The model on which we based our analysis is limited by its assumptions, as all models are. In particular, the model was calibrated for a particular rainfall gradient in Hawai ‘i. While we believe the model to be general except for the influences of volcanically-derived clays, those clays could be important in shaping δ15N, as described above. Also, net mineralization is modeled here; plants do not compete with microbes for available soil N in the model. That is appropriate for our focus on N losses, in that otherwise available forms of N will not be lost from ecosystems where plants and their mycorrhizae do compete with decomposers, but it is a constraint on the generalizability of the model.

Conclusions

Results of our model-based analysis show that there are plausible mechanisms by which components of anthropogenic global change could cause reduced N availability and induce N limitation. Some of these mechanisms, notably increased precipitation variability caused by climate change and ecosystem-level disturbance, could drive reduced N availability and the development of N limitation at equilibrium. Other changes especially including increasing atmospheric CO2 could cause non-equilibrium (but for CO2 large and long-lasting) declines in N availability and the development of N limitation—if there are constraints to the responsiveness of BNF to N deficiency. Still other changes, such as decreasing acid rain or decreases on atmospheric pollutants such as ozone that now decrease plant production and demand for N could also cause increased limitation if they occur rapidly enough. Anthropogenic global change means that Earth is out of equilibrium, if it was ever in it, broadening the conditions under which N limitation can be more than marginal and/or ephemeral.

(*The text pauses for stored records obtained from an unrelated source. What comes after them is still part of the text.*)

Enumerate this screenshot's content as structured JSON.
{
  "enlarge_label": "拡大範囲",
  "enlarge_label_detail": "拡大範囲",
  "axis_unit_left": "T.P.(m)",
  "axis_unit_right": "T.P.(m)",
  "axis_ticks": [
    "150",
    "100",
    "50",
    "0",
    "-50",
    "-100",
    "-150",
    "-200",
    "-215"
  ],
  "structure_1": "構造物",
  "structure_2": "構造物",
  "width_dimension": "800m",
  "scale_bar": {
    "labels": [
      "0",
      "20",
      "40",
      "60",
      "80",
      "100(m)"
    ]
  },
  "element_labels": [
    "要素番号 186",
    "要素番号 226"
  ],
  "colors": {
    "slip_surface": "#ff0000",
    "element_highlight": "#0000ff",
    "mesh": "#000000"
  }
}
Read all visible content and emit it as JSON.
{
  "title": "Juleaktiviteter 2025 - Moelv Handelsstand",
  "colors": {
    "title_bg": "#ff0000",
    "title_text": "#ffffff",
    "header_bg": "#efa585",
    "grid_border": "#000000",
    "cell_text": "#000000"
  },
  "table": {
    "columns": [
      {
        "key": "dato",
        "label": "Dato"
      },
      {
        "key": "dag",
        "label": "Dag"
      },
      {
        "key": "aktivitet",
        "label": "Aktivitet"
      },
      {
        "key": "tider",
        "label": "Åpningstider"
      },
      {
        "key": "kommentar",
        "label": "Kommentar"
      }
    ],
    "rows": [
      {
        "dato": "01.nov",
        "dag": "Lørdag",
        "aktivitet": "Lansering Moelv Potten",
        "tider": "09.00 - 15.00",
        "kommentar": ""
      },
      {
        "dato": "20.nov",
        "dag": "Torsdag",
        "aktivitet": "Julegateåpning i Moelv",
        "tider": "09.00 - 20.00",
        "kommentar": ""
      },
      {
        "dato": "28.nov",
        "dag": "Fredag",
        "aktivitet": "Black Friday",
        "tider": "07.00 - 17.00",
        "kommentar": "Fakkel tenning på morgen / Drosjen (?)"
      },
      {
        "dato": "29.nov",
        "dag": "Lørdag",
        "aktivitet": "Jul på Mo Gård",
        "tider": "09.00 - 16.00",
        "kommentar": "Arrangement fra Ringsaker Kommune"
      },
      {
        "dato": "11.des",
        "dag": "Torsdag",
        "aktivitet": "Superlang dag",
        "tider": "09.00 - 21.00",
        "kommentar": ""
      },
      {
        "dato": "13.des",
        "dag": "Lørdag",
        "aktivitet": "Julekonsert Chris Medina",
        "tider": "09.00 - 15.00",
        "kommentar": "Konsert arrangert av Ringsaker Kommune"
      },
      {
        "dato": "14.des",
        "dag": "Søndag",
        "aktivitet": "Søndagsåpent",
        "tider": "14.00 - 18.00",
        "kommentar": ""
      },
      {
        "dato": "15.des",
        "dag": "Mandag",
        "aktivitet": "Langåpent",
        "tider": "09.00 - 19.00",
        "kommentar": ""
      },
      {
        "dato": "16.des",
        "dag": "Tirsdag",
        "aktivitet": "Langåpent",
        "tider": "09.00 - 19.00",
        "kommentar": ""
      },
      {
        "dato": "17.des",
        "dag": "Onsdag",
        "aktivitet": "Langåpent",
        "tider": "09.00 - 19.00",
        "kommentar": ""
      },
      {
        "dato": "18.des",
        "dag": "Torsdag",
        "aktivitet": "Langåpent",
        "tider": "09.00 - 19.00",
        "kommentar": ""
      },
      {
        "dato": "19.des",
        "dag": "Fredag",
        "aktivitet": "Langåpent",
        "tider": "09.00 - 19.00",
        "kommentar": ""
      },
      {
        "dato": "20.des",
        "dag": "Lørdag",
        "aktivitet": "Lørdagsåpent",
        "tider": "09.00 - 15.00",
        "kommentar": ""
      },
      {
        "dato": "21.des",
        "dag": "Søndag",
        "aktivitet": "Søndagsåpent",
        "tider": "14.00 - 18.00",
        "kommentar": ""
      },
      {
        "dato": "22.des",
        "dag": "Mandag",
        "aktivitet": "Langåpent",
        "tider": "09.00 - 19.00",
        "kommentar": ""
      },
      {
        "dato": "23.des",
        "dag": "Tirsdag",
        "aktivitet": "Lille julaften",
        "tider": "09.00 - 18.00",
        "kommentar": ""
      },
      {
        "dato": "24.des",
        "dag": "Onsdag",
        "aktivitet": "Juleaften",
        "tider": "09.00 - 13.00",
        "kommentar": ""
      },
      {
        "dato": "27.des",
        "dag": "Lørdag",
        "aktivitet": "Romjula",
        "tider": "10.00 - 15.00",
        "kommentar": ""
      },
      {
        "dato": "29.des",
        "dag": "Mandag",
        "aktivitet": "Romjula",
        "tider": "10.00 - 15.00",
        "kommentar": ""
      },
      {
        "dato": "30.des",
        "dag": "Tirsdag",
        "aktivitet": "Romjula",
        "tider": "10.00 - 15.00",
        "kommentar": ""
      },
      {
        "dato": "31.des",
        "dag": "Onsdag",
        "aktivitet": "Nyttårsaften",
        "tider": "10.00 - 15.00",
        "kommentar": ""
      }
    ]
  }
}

These results do not suggest that excessive N enrichment associated with high rates of atmospheric deposition and/or urban and agricultural land use are not important environmental problems in many areas. Still, it is important to recognize that these problems occur over relatively small areas, while other components of anthropogenic global change such as increased atmospheric CO2 affect the entire planet. Reductions in N availability over the vast areas of Earth that are little-affected by N enrichment could have important effects on net primary production, carbon sequestration, trophic dynamics and other ecosystem functions and services.